When I saw this book I immediately scanned through the pages. The book is only 4 colors and it looks like it was screen printed originally. The brilliant white space is continued throughout the story. This art is amazingly simple and equally pleasing. Though I would think boring to children. The only thing I didn't like about the art was the red next to the orange... They shoulda just cut the red out all together... I just assume orange and red were trendy in the 60s so I won't hate on it.
The story, on the other hand, coulda used some story structure and a point. I think I got what they were talking about, but there is a lot of boring fluff.
It's about this 60-year-old painter who lives in his aunt's house? that's the first bit of fluff on like the first page. it never explains why we should care that he lives at his aunt's house. Anyway, he is trying his darnedest to clean his house. Two kids come running over to hang out with Mr. Bumba. They realize how messy his house still is and offer to help.
The kids help Bumba run his two errands, picking up his dry cleaning and getting a pastry. while getting the pastry the kids tell the baker that Bumba needs help cleaning his house and he just wants to focus on his paintings. Turns out this baker also wants Paintings. The book ends with the baker doing all of Bumba's house chores and Bumba just pumping out a ton of paintings for the baker. it's actually kinda weird.

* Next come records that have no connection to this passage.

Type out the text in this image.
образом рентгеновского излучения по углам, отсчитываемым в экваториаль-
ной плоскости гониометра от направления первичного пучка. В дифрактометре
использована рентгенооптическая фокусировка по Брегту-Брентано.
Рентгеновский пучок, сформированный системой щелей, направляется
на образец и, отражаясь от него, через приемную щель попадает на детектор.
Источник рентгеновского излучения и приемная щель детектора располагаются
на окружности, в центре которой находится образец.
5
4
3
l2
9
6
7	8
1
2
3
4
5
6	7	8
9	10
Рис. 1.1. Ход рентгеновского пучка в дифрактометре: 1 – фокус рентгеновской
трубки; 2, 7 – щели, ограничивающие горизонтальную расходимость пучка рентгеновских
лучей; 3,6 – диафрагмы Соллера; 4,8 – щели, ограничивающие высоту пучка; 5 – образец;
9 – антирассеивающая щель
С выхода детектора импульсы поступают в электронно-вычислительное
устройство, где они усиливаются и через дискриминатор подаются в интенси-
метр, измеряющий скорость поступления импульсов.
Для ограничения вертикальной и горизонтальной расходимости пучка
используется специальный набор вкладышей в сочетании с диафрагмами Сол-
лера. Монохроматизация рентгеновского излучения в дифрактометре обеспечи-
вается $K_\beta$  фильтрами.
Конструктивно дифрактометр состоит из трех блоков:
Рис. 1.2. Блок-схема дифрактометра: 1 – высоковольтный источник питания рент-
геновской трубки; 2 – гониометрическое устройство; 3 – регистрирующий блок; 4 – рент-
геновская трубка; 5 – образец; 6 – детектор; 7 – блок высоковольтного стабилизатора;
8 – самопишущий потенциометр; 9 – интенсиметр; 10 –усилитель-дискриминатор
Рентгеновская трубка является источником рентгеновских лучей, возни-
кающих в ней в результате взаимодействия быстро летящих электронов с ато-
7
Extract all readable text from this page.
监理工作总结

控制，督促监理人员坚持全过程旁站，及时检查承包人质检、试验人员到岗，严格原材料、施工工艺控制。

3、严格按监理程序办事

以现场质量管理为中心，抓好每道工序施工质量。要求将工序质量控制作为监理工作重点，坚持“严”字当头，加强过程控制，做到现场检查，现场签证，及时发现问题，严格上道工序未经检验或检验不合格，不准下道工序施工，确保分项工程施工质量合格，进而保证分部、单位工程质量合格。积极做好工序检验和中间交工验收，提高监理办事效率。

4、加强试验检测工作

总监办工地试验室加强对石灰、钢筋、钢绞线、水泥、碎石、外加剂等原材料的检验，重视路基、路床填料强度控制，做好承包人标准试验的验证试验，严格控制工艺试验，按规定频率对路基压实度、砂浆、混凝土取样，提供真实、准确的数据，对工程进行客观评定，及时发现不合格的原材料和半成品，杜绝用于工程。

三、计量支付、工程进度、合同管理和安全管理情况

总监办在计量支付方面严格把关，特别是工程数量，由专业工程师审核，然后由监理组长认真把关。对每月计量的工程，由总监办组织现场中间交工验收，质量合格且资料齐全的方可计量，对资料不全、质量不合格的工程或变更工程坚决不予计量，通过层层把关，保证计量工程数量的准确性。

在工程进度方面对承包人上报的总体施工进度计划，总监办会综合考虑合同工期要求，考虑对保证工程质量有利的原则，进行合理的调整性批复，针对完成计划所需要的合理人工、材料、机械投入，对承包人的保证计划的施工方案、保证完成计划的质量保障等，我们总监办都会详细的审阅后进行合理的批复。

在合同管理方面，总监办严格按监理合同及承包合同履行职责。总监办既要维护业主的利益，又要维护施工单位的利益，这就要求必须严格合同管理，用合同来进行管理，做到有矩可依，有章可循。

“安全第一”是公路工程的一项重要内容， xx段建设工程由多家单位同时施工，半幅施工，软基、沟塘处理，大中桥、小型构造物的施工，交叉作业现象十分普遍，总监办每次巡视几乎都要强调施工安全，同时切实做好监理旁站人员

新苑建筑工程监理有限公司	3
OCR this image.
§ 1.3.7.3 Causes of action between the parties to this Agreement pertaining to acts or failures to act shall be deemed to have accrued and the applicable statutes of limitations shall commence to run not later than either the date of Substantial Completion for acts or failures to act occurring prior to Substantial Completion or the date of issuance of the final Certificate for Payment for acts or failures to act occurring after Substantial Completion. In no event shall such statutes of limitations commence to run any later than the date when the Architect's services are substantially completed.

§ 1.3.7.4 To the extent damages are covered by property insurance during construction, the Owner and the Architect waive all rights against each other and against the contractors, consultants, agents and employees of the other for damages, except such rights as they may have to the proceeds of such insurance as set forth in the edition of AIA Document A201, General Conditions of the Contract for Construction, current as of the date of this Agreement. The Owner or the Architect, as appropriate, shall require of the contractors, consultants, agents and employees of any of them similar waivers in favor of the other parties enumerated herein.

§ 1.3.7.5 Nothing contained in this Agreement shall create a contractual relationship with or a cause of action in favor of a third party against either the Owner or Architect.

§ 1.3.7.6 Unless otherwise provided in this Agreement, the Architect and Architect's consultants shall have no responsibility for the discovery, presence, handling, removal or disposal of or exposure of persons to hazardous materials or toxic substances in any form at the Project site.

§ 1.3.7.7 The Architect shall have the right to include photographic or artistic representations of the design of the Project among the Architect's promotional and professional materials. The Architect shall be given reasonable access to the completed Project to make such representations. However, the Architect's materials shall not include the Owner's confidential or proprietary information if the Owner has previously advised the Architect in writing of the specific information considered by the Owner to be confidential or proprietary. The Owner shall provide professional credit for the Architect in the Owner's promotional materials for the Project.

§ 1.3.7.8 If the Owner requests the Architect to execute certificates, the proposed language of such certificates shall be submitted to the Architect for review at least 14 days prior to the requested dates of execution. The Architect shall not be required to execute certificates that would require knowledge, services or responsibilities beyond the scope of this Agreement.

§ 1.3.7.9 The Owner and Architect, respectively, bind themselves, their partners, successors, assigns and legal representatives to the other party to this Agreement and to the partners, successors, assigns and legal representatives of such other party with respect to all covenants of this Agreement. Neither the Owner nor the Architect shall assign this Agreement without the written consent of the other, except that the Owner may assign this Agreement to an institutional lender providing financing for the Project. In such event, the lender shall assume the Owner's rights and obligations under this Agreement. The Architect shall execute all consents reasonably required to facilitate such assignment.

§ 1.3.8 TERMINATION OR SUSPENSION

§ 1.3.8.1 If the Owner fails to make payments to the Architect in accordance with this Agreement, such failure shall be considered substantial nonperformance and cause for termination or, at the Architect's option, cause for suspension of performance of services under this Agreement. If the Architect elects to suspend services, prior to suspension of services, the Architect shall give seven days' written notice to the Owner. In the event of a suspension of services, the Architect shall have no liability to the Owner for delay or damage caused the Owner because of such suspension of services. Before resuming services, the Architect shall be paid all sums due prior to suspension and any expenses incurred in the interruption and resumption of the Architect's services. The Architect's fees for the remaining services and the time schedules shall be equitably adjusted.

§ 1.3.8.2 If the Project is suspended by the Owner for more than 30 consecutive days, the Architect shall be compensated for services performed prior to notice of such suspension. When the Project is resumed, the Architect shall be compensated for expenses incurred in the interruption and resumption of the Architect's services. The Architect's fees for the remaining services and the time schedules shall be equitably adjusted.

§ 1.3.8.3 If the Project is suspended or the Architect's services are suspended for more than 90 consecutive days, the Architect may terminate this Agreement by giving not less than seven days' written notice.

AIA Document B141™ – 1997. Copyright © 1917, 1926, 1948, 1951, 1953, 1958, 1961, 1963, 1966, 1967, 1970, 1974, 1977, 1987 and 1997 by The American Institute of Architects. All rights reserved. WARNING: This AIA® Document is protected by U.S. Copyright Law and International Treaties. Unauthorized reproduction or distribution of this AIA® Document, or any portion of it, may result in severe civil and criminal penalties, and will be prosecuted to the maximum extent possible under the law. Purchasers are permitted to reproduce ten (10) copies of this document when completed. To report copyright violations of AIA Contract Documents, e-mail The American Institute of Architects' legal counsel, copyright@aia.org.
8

Over all, I wouldn't recommend the book to read for your kids. Pretty boring, But for an aspiring illustrator like myself, this is gold. with a slight rewrite this book could be something quite exciting, maybe playing up his bad vision a bit to make it more of a personal struggle of cleaning (and the tragedy that he is a visual artist). but they went with him wanting to capitalize on his work making it more a lesson in capitalism.Important but not very compelling to me I guess.